Comme Georg l'a dit, il n'y a pas de mouvement dans les orbitales. Ce sont des états stationnaires par définition des fonctions propres d'un hamiltonien à un électron. La question n'a pas de sens comme indiqué.
Cinq réponses:
#1
+18
Terry Bollinger
2012-05-01 06:42:41 UTC
view on stackexchange narkive permalink

Dans la définition d'un shell s, vous constaterez que son nombre $ \ ell $ est zéro. En termes classiques, cela correspond à une orbite avec un moment orbital ou angulaire nul - ce qui pour un gros objet est une impossibilité évidente. Pour un électron, cela donne le résultat particulier que tout électron dans toute coquille s est, classiquement parlant, se déplaçant d'avant en arrière à travers le noyau, plutôt que autour de lui. Donc, dans un sens curieux, ce que vous venez de demander est exactement ce qui se passe: l'analogie classique est que les électrons passent par le noyau, c'est pourquoi ils ont une si belle symétrie sphérique.

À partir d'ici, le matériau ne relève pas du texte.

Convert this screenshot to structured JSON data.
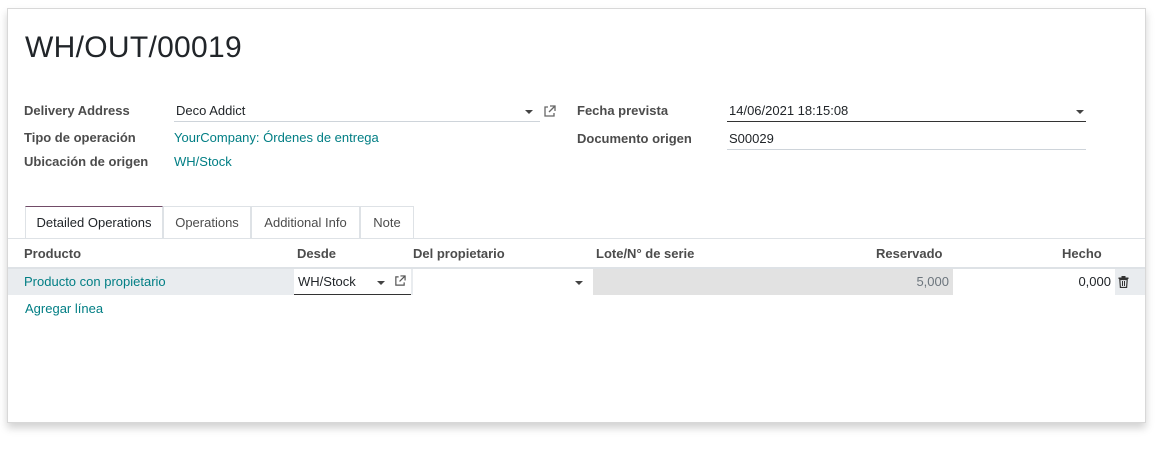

La deuxième partie la réponse, cependant, est que les électrons ne peuvent pas traverser le noyau à moins qu'ils ne soient énormément plus énergétiques que ceux trouvés dans un atome typique de petit noyau. Il y a clairement un paradoxe là-dedans!

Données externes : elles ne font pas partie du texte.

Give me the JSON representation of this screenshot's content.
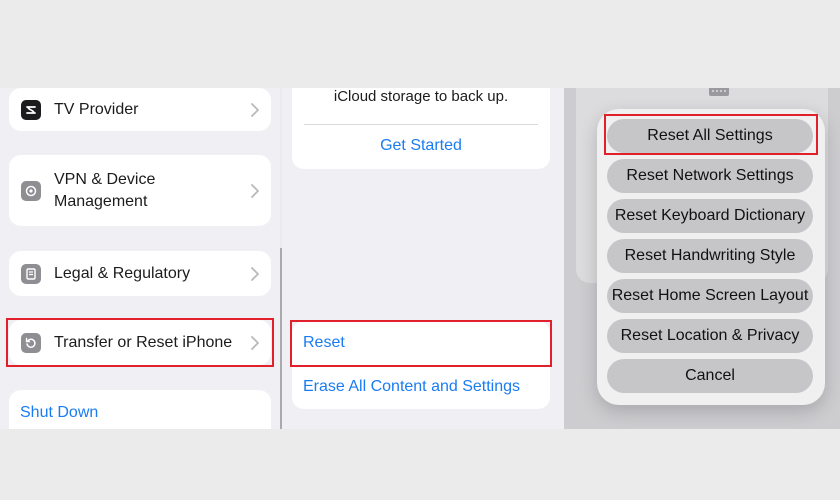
{
  "panel1": {
    "items": [
      {
        "label": "TV Provider"
      },
      {
        "label": "VPN & Device",
        "label2": "Management"
      },
      {
        "label": "Legal & Regulatory"
      },
      {
        "label": "Transfer or Reset iPhone"
      }
    ],
    "shutdown": "Shut Down"
  },
  "panel2": {
    "backup_text": "iCloud storage to back up.",
    "get_started": "Get Started",
    "reset": "Reset",
    "erase": "Erase All Content and Settings"
  },
  "panel3": {
    "options": [
      "Reset All Settings",
      "Reset Network Settings",
      "Reset Keyboard Dictionary",
      "Reset Handwriting Style",
      "Reset Home Screen Layout",
      "Reset Location & Privacy",
      "Cancel"
    ]
  },
  "colors": {
    "highlight": "#e0202a",
    "link": "#1a7cf2"
  }
}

La résolution du paradoxe est que les particules chargées de très faible masse doivent être traitées par des règles quantiques. Ainsi, par exemple, plutôt que l'électron se comporte comme une particule bien définie, il se comporte comme une onde stationnaire. Cette onde stationnaire peut à son tour être considérée comme deux versions simultanées de l'électron, l'une allant (par exemple) dans le sens des aiguilles d'une montre et l'autre dans le sens inverse des aiguilles d'une montre. (La situation réelle a un nombre infini de tels composants; je n'en choisis qu'une seule paire qui démontre le principe.)

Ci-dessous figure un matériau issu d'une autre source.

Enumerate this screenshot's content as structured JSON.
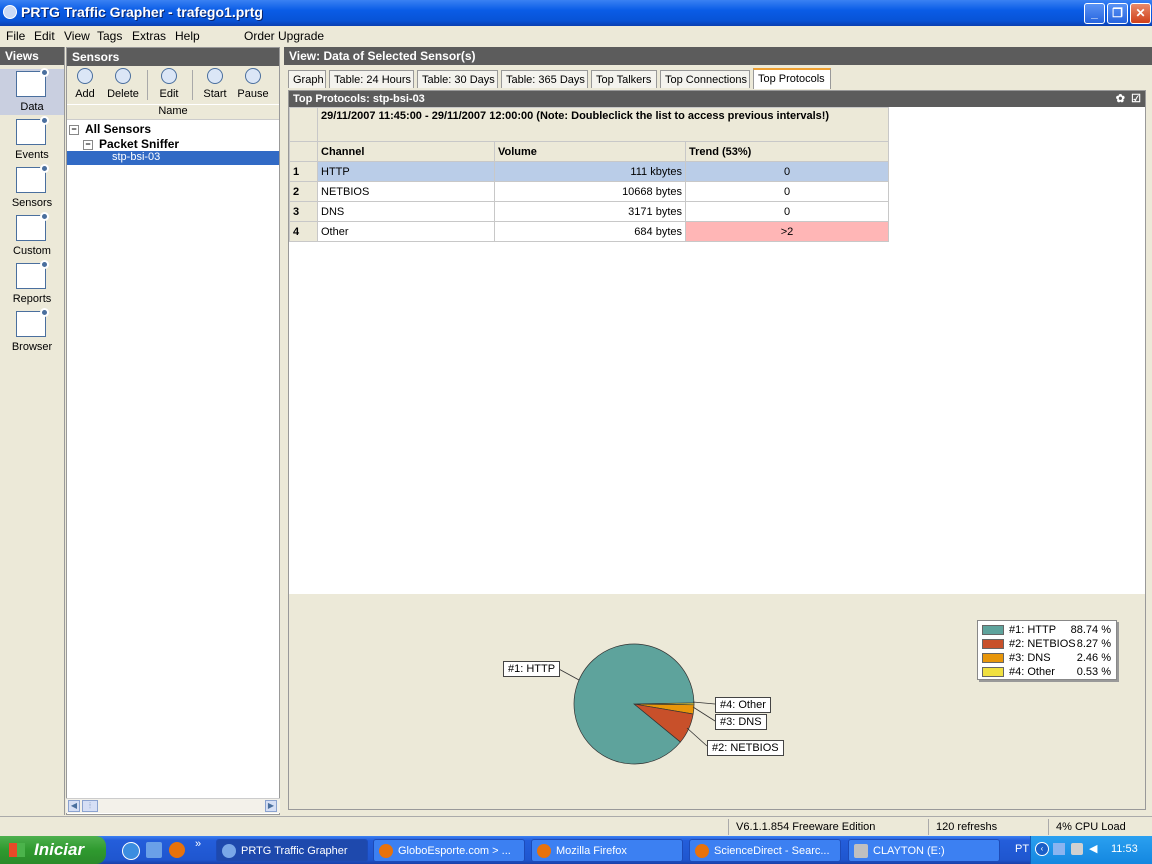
{
  "window": {
    "title": "PRTG Traffic Grapher - trafego1.prtg"
  },
  "menu": [
    "File",
    "Edit",
    "View",
    "Tags",
    "Extras",
    "Help",
    "Order Upgrade"
  ],
  "views_panel": {
    "header": "Views",
    "items": [
      {
        "label": "Data",
        "icon": "data-icon"
      },
      {
        "label": "Events",
        "icon": "events-icon"
      },
      {
        "label": "Sensors",
        "icon": "sensors-icon"
      },
      {
        "label": "Custom",
        "icon": "custom-icon"
      },
      {
        "label": "Reports",
        "icon": "reports-icon"
      },
      {
        "label": "Browser",
        "icon": "browser-icon"
      }
    ]
  },
  "sensors_panel": {
    "header": "Sensors",
    "toolbar": [
      "Add",
      "Delete",
      "Edit",
      "Start",
      "Pause"
    ],
    "column_header": "Name",
    "tree": {
      "root": "All Sensors",
      "group": "Packet Sniffer",
      "sensor": "stp-bsi-03"
    }
  },
  "main": {
    "header": "View: Data of Selected Sensor(s)",
    "tabs": [
      "Graph",
      "Table: 24 Hours",
      "Table: 30 Days",
      "Table: 365 Days",
      "Top Talkers",
      "Top Connections",
      "Top Protocols"
    ],
    "active_tab": "Top Protocols",
    "content_title": "Top Protocols: stp-bsi-03",
    "interval": "29/11/2007 11:45:00 - 29/11/2007 12:00:00 (Note: Doubleclick the list to access previous intervals!)",
    "columns": [
      "Channel",
      "Volume",
      "Trend (53%)"
    ],
    "rows": [
      {
        "n": "1",
        "channel": "HTTP",
        "volume": "111 kbytes",
        "trend": "0",
        "highlight": "#bacde8"
      },
      {
        "n": "2",
        "channel": "NETBIOS",
        "volume": "10668 bytes",
        "trend": "0",
        "highlight": "#ffffff"
      },
      {
        "n": "3",
        "channel": "DNS",
        "volume": "3171 bytes",
        "trend": "0",
        "highlight": "#ffffff"
      },
      {
        "n": "4",
        "channel": "Other",
        "volume": "684 bytes",
        "trend": ">2",
        "highlight": "#ffb6b6"
      }
    ]
  },
  "chart_data": {
    "type": "pie",
    "slices": [
      {
        "label": "#1: HTTP",
        "legend": "#1: HTTP",
        "value": 88.74,
        "pct_text": "88.74 %",
        "color": "#5ea39c"
      },
      {
        "label": "#2: NETBIOS",
        "legend": "#2: NETBIOS",
        "value": 8.27,
        "pct_text": "8.27 %",
        "color": "#c8502a"
      },
      {
        "label": "#3: DNS",
        "legend": "#3: DNS",
        "value": 2.46,
        "pct_text": "2.46 %",
        "color": "#e8960a"
      },
      {
        "label": "#4: Other",
        "legend": "#4: Other",
        "value": 0.53,
        "pct_text": "0.53 %",
        "color": "#f0e040"
      }
    ]
  },
  "statusbar": {
    "version": "V6.1.1.854 Freeware Edition",
    "refreshs": "120 refreshs",
    "cpu": "4% CPU Load"
  },
  "taskbar": {
    "start": "Iniciar",
    "buttons": [
      {
        "label": "PRTG Traffic Grapher",
        "active": true
      },
      {
        "label": "GloboEsporte.com > ...",
        "active": false
      },
      {
        "label": "Mozilla Firefox",
        "active": false
      },
      {
        "label": "ScienceDirect - Searc...",
        "active": false
      },
      {
        "label": "CLAYTON (E:)",
        "active": false
      }
    ],
    "lang": "PT",
    "time": "11:53"
  }
}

Chacun de ces composants peut en outre être considéré comme étant réfracté par le puissant champ de charge sphérique du noyau, se courbant autour de lui sans qu'il soit touché. Cette réfraction n'est pas la même chose qu'une attraction. En fait, c'est cet effet de réfraction qui empêche la densité du nuage d'électrons d'atteindre l'infini au niveau du noyau, c'est-à-dire de frapper le noyau. Si vous pensez à la façon dont un réservoir d'eau peut faire rebondir un faisceau de lumière sur la surface au lieu de pénétrer dans le réservoir - et c'est une terrible analogie, je sais, je sais - vous pouvez au moins avoir une idée de la façon dont une augmentation " densité optique "vers un point central pourrait éloigner la lumière plutôt que de la rapprocher.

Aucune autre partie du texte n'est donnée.